CAIR also mandates NOx emission reductions in 28 States and the District of Columbia [172]. The required reductions are intended to reduce the formation of ground-level ozone, for which NOx emissions are a major precursor. As with the CAIR-mandated SO2 reductions, each State can determine a preferred method for reducing NOx emissions. Options include joining the EPA’s cap and trade program and enforcing individual State regulations. Each State will be subject to two NOx limits: a 5-month summer season limit and an annual limit.

In the reference case, national NOx emissions from the electric power sector are projected to fall from 3.6 million short tons in 2005 to 2.3 million short tons in 2030 (Figure 95). Because the CAIR caps are inflexible, different assumptions in the high and low growth and high and low fuel price cases do not affect the projections for aggregate NOx emissions.

Between 2009 and 2030, after mandatory compliance begins, NOx allowance prices are projected to range from $2,400 to $3,300 per ton emitted in the reference case, tending to rise as the emission caps tighten. By 2030, selective catalytic reduction equipment is projected to be added to an additional 116 gigawatts of coal-fired generating capacity. In the high price case, with more CTL capacity built, allowances are projected to be less costly, because CTL plants emit less NOx than the coal-fired power plants they would displace. In the high economic growth case, with more coal-fired capacity in operation, allowance prices are projected to be slightly higher than in the reference case, even with the requirement for NOx emission controls on all new plants.
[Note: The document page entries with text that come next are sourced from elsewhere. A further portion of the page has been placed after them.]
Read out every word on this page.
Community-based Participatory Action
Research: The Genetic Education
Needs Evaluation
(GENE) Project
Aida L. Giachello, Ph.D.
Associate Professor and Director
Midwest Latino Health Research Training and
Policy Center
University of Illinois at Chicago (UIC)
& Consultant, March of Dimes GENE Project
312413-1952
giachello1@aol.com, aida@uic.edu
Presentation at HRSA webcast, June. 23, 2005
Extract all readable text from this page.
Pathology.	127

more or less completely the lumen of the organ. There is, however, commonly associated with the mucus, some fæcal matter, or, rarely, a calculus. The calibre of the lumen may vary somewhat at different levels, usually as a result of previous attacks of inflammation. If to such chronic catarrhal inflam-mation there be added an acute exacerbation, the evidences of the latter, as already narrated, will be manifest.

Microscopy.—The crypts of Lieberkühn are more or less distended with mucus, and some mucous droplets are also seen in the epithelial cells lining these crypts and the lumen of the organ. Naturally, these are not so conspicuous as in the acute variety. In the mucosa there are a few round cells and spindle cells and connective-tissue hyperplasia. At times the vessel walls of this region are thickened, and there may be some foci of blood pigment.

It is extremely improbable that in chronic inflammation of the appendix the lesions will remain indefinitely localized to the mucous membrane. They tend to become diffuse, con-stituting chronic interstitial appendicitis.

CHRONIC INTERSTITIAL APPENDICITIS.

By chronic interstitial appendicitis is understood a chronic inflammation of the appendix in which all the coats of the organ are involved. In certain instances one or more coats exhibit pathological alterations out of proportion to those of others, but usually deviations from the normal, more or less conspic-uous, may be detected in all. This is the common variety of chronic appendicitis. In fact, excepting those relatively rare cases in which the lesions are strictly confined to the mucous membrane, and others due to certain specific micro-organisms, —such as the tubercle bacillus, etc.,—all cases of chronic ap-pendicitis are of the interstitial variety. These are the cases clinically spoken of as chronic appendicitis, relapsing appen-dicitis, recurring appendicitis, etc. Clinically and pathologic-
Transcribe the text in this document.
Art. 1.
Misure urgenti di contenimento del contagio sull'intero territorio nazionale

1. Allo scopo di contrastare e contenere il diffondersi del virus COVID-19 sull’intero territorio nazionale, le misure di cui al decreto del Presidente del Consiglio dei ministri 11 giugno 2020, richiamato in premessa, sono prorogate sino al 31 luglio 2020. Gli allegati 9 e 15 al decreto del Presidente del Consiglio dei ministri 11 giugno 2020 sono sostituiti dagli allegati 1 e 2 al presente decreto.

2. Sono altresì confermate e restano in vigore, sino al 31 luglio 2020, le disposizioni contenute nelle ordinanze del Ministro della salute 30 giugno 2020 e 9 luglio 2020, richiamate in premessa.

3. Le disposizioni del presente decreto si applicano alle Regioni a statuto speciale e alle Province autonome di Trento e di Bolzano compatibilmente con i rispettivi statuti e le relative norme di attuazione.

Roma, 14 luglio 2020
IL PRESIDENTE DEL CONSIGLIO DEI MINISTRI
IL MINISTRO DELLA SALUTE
Clean Air Mercury Rule Reduces Mercury Emissions

EPA’s CAMR, also promulgated in 2005, imposes a national cap on emissions of mercury, to be implemented in two phases [173]. As with CAIR, States can enact their own programs or participate in the EPA cap and trade system. Although no States have made final decisions, more stringent regulations have been proposed by several States in the East where many power plants use coal with higher mercury content.

AEO2007 assumes that all States will participate in the cap and trade program and meet the CAMR restrictions, with no mandates for further reductions. In the reference case, national mercury emissions are projected to be reduced by 70 percent, from 51.3 short tons in 2005 to 15.5 short tons in 2030 (Figure 96). Nationally, power producers are projected to retrofit 133 gigawatts of coal-fired capacity with activated carbon injection technology. (Mercury controls also are expected to help the States to meet CAIR targets, because the retrofits reduce SO2 and NOx emissions as well.) The 2030 projection is slightly higher than the final EPA cap of 15 short tons, however, because allowances banked from earlier years could be used by some power plants. Allowance prices are expected to climb to a high of $68,000 per pound in 2030.

Overall trends in mercury allowance prices are not greatly affected by economic growth or fuel price assumptions. The AEO2007 high growth case projects more coal-fired generation than the reference case, causing allowance prices to rise more rapidly than in the reference case. In the high price case, more efficient CTL facilities are built, leading to a 6-percent decrease in total annual mercury emissions in 2030 relative to the reference case projection.